Thank you.
Good afternoon and hello to all of the finance committee members.
I represent the Tourism Industry Association of Prince Edward Island, the hardest-hit industry on the island since the onset of this pandemic. Prior to the pandemic, tourism was one of the top three industries on Prince Edward Island, generating an estimated $504.8 million in direct revenues and approximately $145 million in total tax revenues. Leading up to 2020, we enjoyed five consecutive record-breaking seasons, resulting in businesses in our industry reinvesting and expanding their operations.
In 2019, Prince Edward Island welcomed an estimated 1.6 million visitors to our island, which has a humble population just shy of 160,000. The cruise industry set a record, with 128,000 passengers, near equal to our total population, helping to lengthen our traditionally seasonal industry in the spring and fall. In the 2020 season, and again in 2021, cruises ground to a complete halt, going from 128,000 passengers to zero.
The impact this industry has not only on the ports affected but on the supply chain, from transportation providers to small businesses, including retail, restaurants, experiential product and tour companies, is staggering.
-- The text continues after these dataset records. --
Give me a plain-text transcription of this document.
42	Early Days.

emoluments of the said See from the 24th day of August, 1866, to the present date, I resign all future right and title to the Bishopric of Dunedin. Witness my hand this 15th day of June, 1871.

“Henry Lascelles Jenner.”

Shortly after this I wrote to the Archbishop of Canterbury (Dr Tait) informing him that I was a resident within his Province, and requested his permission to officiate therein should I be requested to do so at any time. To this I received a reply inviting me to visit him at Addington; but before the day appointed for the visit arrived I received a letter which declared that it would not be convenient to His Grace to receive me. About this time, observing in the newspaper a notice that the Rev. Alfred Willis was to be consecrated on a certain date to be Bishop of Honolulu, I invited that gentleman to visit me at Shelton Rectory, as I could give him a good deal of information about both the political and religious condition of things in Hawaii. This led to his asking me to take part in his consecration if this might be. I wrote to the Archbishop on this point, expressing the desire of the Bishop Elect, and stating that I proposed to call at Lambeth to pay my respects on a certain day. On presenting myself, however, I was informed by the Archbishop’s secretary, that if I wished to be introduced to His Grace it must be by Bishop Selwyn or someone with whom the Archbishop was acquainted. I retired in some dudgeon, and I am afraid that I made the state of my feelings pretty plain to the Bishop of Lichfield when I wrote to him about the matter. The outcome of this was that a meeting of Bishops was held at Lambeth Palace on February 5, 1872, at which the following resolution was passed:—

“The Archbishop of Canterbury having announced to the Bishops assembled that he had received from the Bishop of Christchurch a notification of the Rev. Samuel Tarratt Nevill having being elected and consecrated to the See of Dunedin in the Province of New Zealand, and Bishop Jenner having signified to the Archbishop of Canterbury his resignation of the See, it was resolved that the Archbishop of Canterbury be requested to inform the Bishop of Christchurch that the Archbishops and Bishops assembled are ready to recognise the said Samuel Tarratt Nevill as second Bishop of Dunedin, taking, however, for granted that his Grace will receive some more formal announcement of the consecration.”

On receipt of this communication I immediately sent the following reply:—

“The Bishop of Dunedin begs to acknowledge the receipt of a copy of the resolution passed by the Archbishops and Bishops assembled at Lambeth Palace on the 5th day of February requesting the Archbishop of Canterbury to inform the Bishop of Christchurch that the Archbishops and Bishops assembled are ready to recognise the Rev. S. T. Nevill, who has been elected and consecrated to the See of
We have individual family-owned retail businesses sitting on over $1 million in inventory, purchased in advance of the 2020 season and carrying that cost for multiple years. Our main transportation provider, normally employing approximately 500 people, now has 155 individuals working at a much reduced capacity.
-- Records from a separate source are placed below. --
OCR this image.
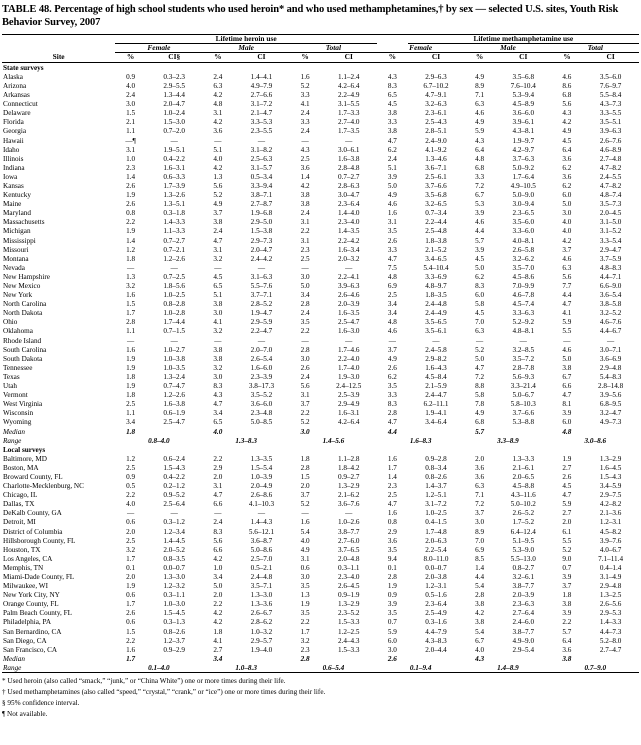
TABLE 48. Percentage of high school students who used heroin* and who used methamphetamines,† by sex — selected U.S. sites, Youth Risk Behavior Survey, 2007
	Lifetime heroin use							Lifetime methamphetamine use				
	Female		Male		Total		Female		Male		Total	
Site	%	CI§	%	CI	%	CI	%	CI	%	CI	%	CI
State surveys												
Alaska	0.9	0.3–2.3	2.4	1.4–4.1	1.6	1.1–2.4	4.3	2.9–6.3	4.9	3.5–6.8	4.6	3.5–6.0
Arizona	4.0	2.9–5.5	6.3	4.9–7.9	5.2	4.2–6.4	8.3	6.7–10.2	8.9	7.6–10.4	8.6	7.6–9.7
Arkansas	2.4	1.3–4.4	4.2	2.7–6.6	3.3	2.2–4.9	6.5	4.7–9.1	7.1	5.3–9.4	6.8	5.5–8.4
Connecticut	3.0	2.0–4.7	4.8	3.1–7.2	4.1	3.1–5.5	4.5	3.2–6.3	6.3	4.5–8.9	5.6	4.3–7.3
Delaware	1.5	1.0–2.4	3.1	2.1–4.7	2.4	1.7–3.3	3.8	2.3–6.1	4.6	3.6–6.0	4.3	3.3–5.5
Florida	2.1	1.5–3.0	4.2	3.3–5.3	3.3	2.7–4.0	3.3	2.5–4.3	4.9	3.9–6.1	4.2	3.5–5.1
Georgia	1.1	0.7–2.0	3.6	2.3–5.5	2.4	1.7–3.5	3.8	2.8–5.1	5.9	4.3–8.1	4.9	3.9–6.3
Hawaii	—¶	—	—	—	—	—	4.7	2.4–9.0	4.3	1.9–9.7	4.5	2.6–7.6
Idaho	3.1	1.9–5.1	5.1	3.1–8.2	4.3	3.0–6.1	6.2	4.1–9.2	6.4	4.2–9.7	6.4	4.6–8.9
Illinois	1.0	0.4–2.2	4.0	2.5–6.3	2.5	1.6–3.8	2.4	1.3–4.6	4.8	3.7–6.3	3.6	2.7–4.8
Indiana	2.3	1.6–3.1	4.2	3.1–5.7	3.6	2.8–4.8	5.1	3.6–7.1	6.8	5.0–9.2	6.2	4.7–8.2
Iowa	1.4	0.6–3.3	1.3	0.5–3.4	1.4	0.7–2.7	3.9	2.5–6.1	3.3	1.7–6.4	3.6	2.4–5.5
Kansas	2.6	1.7–3.9	5.6	3.3–9.4	4.2	2.8–6.3	5.0	3.7–6.6	7.2	4.9–10.5	6.2	4.7–8.2
Kentucky	1.9	1.3–2.6	5.2	3.8–7.1	3.8	3.0–4.7	4.9	3.5–6.8	6.7	5.0–9.0	6.0	4.8–7.4
Maine	2.6	1.3–5.1	4.9	2.7–8.7	3.8	2.3–6.4	4.6	3.2–6.5	5.3	3.0–9.4	5.0	3.5–7.3
Maryland	0.8	0.3–1.8	3.7	1.9–6.8	2.4	1.4–4.0	1.6	0.7–3.4	3.9	2.3–6.5	3.0	2.0–4.5
Massachusetts	2.2	1.4–3.3	3.8	2.9–5.0	3.1	2.3–4.0	3.1	2.2–4.4	4.6	3.5–6.0	4.0	3.1–5.0
Michigan	1.9	1.1–3.3	2.4	1.5–3.8	2.2	1.4–3.5	3.5	2.5–4.8	4.4	3.3–6.0	4.0	3.1–5.2
Mississippi	1.4	0.7–2.7	4.7	2.9–7.3	3.1	2.2–4.2	2.6	1.8–3.8	5.7	4.0–8.1	4.2	3.3–5.4
Missouri	1.2	0.7–2.1	3.1	2.0–4.7	2.3	1.6–3.4	3.3	2.1–5.2	3.9	2.6–5.8	3.7	2.9–4.7
Montana	1.8	1.2–2.6	3.2	2.4–4.2	2.5	2.0–3.2	4.7	3.4–6.5	4.5	3.2–6.2	4.6	3.7–5.9
Nevada	—	—	—	—	—	—	7.5	5.4–10.4	5.0	3.5–7.0	6.3	4.8–8.3
New Hampshire	1.3	0.7–2.5	4.5	3.1–6.3	3.0	2.2–4.1	4.8	3.3–6.9	6.2	4.5–8.6	5.6	4.4–7.1
New Mexico	3.2	1.8–5.6	6.5	5.5–7.6	5.0	3.9–6.3	6.9	4.8–9.7	8.3	7.0–9.9	7.7	6.6–9.0
New York	1.6	1.0–2.5	5.1	3.7–7.1	3.4	2.6–4.6	2.5	1.8–3.5	6.0	4.6–7.8	4.4	3.6–5.4
North Carolina	1.5	0.8–2.8	3.8	2.8–5.2	2.8	2.0–3.9	3.4	2.4–4.8	5.8	4.5–7.4	4.7	3.8–5.8
North Dakota	1.7	1.0–2.8	3.0	1.9–4.7	2.4	1.6–3.5	3.4	2.4–4.9	4.5	3.3–6.3	4.1	3.2–5.2
Ohio	2.8	1.7–4.4	4.1	2.9–5.9	3.5	2.5–4.7	4.8	3.5–6.5	7.0	5.2–9.2	5.9	4.6–7.6
Oklahoma	1.1	0.7–1.5	3.2	2.2–4.7	2.2	1.6–3.0	4.6	3.5–6.1	6.3	4.8–8.1	5.5	4.4–6.7
Rhode Island	—	—	—	—	—	—	—	—	—	—	—	—
South Carolina	1.6	1.0–2.7	3.8	2.0–7.0	2.8	1.7–4.6	3.7	2.4–5.8	5.2	3.2–8.5	4.6	3.0–7.1
South Dakota	1.9	1.0–3.8	3.8	2.6–5.4	3.0	2.2–4.0	4.9	2.9–8.2	5.0	3.5–7.2	5.0	3.6–6.9
Tennessee	1.9	1.0–3.5	3.2	1.6–6.0	2.6	1.7–4.0	2.6	1.6–4.3	4.7	2.8–7.8	3.8	2.9–4.8
Texas	1.8	1.3–2.4	3.0	2.3–3.9	2.4	1.9–3.0	6.2	4.5–8.4	7.2	5.6–9.3	6.7	5.4–8.3
Utah	1.9	0.7–4.7	8.3	3.8–17.3	5.6	2.4–12.5	3.5	2.1–5.9	8.8	3.3–21.4	6.6	2.8–14.8
Vermont	1.8	1.2–2.6	4.3	3.5–5.2	3.1	2.5–3.9	3.3	2.4–4.7	5.8	5.0–6.7	4.7	3.9–5.6
West Virginia	2.5	1.6–3.8	4.7	3.6–6.0	3.7	2.9–4.9	8.3	6.2–11.1	7.8	5.8–10.3	8.1	6.8–9.5
Wisconsin	1.1	0.6–1.9	3.4	2.3–4.8	2.2	1.6–3.1	2.8	1.9–4.1	4.9	3.7–6.6	3.9	3.2–4.7
Wyoming	3.4	2.5–4.7	6.5	5.0–8.5	5.2	4.2–6.4	4.7	3.4–6.4	6.8	5.3–8.8	6.0	4.9–7.3
Median	1.8		4.0		3.0		4.4		5.7		4.8	
Range	0.8–4.0		1.3–8.3		1.4–5.6		1.6–8.3		3.3–8.9		3.0–8.6	
Local surveys												
Baltimore, MD	1.2	0.6–2.4	2.2	1.3–3.5	1.8	1.1–2.8	1.6	0.9–2.8	2.0	1.3–3.3	1.9	1.3–2.9
Boston, MA	2.5	1.5–4.3	2.9	1.5–5.4	2.8	1.8–4.2	1.7	0.8–3.4	3.6	2.1–6.1	2.7	1.6–4.5
Broward County, FL	0.9	0.4–2.2	2.0	1.0–3.9	1.5	0.9–2.7	1.4	0.8–2.6	3.6	2.0–6.5	2.6	1.5–4.3
Charlotte-Mecklenburg, NC	0.5	0.2–1.2	3.1	2.0–4.9	2.0	1.3–2.9	2.3	1.4–3.7	6.3	4.5–8.8	4.5	3.4–5.9
Chicago, IL	2.2	0.9–5.2	4.7	2.6–8.6	3.7	2.1–6.2	2.5	1.2–5.1	7.1	4.3–11.6	4.7	2.9–7.5
Dallas, TX	4.0	2.5–6.4	6.6	4.1–10.3	5.2	3.6–7.6	4.7	3.1–7.2	7.2	5.0–10.2	5.9	4.2–8.2
DeKalb County, GA	—	—	—	—	—	—	1.6	1.0–2.5	3.7	2.6–5.2	2.7	2.1–3.6
Detroit, MI	0.6	0.3–1.2	2.4	1.4–4.3	1.6	1.0–2.6	0.8	0.4–1.5	3.0	1.7–5.2	2.0	1.2–3.1
District of Columbia	2.0	1.2–3.4	8.3	5.6–12.1	5.4	3.8–7.7	2.9	1.7–4.8	8.9	6.4–12.4	6.1	4.5–8.2
Hillsborough County, FL	2.5	1.4–4.5	5.6	3.6–8.7	4.0	2.7–6.0	3.6	2.0–6.3	7.0	5.1–9.5	5.5	3.9–7.6
Houston, TX	3.2	2.0–5.2	6.6	5.0–8.6	4.9	3.7–6.5	3.5	2.2–5.4	6.9	5.3–9.0	5.2	4.0–6.7
Los Angeles, CA	1.7	0.8–3.5	4.2	2.5–7.0	3.1	2.0–4.8	9.4	8.0–11.0	8.5	5.5–13.0	9.0	7.1–11.4
Memphis, TN	0.1	0.0–0.7	1.0	0.5–2.1	0.6	0.3–1.1	0.1	0.0–0.7	1.4	0.8–2.7	0.7	0.4–1.4
Miami-Dade County, FL	2.0	1.3–3.0	3.4	2.4–4.8	3.0	2.3–4.0	2.8	2.0–3.8	4.4	3.2–6.1	3.9	3.1–4.9
Milwaukee, WI	1.9	1.2–3.2	5.0	3.5–7.1	3.5	2.6–4.5	1.9	1.2–3.1	5.4	3.8–7.7	3.7	2.9–4.8
New York City, NY	0.6	0.3–1.1	2.0	1.3–3.0	1.3	0.9–1.9	0.9	0.5–1.6	2.8	2.0–3.9	1.8	1.3–2.5
Orange County, FL	1.7	1.0–3.0	2.2	1.3–3.6	1.9	1.3–2.9	3.9	2.3–6.4	3.8	2.3–6.3	3.8	2.6–5.6
Palm Beach County, FL	2.6	1.5–4.5	4.2	2.6–6.7	3.5	2.3–5.2	3.5	2.5–4.9	4.2	2.7–6.4	3.9	2.9–5.3
Philadelphia, PA	0.6	0.3–1.3	4.2	2.8–6.2	2.2	1.5–3.3	0.7	0.3–1.6	3.8	2.4–6.0	2.2	1.4–3.3
San Bernardino, CA	1.5	0.8–2.6	1.8	1.0–3.2	1.7	1.2–2.5	5.9	4.4–7.9	5.4	3.8–7.7	5.7	4.4–7.3
San Diego, CA	2.2	1.2–3.7	4.1	2.9–5.7	3.2	2.4–4.3	6.0	4.3–8.3	6.7	4.9–9.0	6.4	5.2–8.0
San Francisco, CA	1.6	0.9–2.9	2.7	1.9–4.0	2.3	1.5–3.3	3.0	2.0–4.4	4.0	2.9–5.4	3.6	2.7–4.7
Median	1.7		3.4		2.8		2.6		4.3		3.8	
Range	0.1–4.0		1.0–8.3		0.6–5.4		0.1–9.4		1.4–8.9		0.7–9.0	

* Used heroin (also called “smack,” “junk,” or “China White”) one or more times during their life.
† Used methamphetamines (also called “speed,” “crystal,” “crank,” or “ice”) one or more times during their life.
§ 95% confidence interval.
¶ Not available.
In other sectors, we have seen an 80% decline in our accommodations, and some operators, such as the island's only family-run amusement parks, went from 350 staff in 2019 to 198 in 2020 across their four companies. Sales dropped from 60% to 80%, with the two largest amusement parks being down 80%. For one single attraction, this meant going from a profit of $300,000 to a loss of $300,000, even with the subsidies in place.
To put this in further perspective, that $300,000 in revenue would afford this business the ability to pay down approximately $250,000 in debt and to continue to expand their operations. Instead, the pandemic has forced them to now take on an additional $300,000 in loans just to keep the lights on, as opposed to investing in new capital projects.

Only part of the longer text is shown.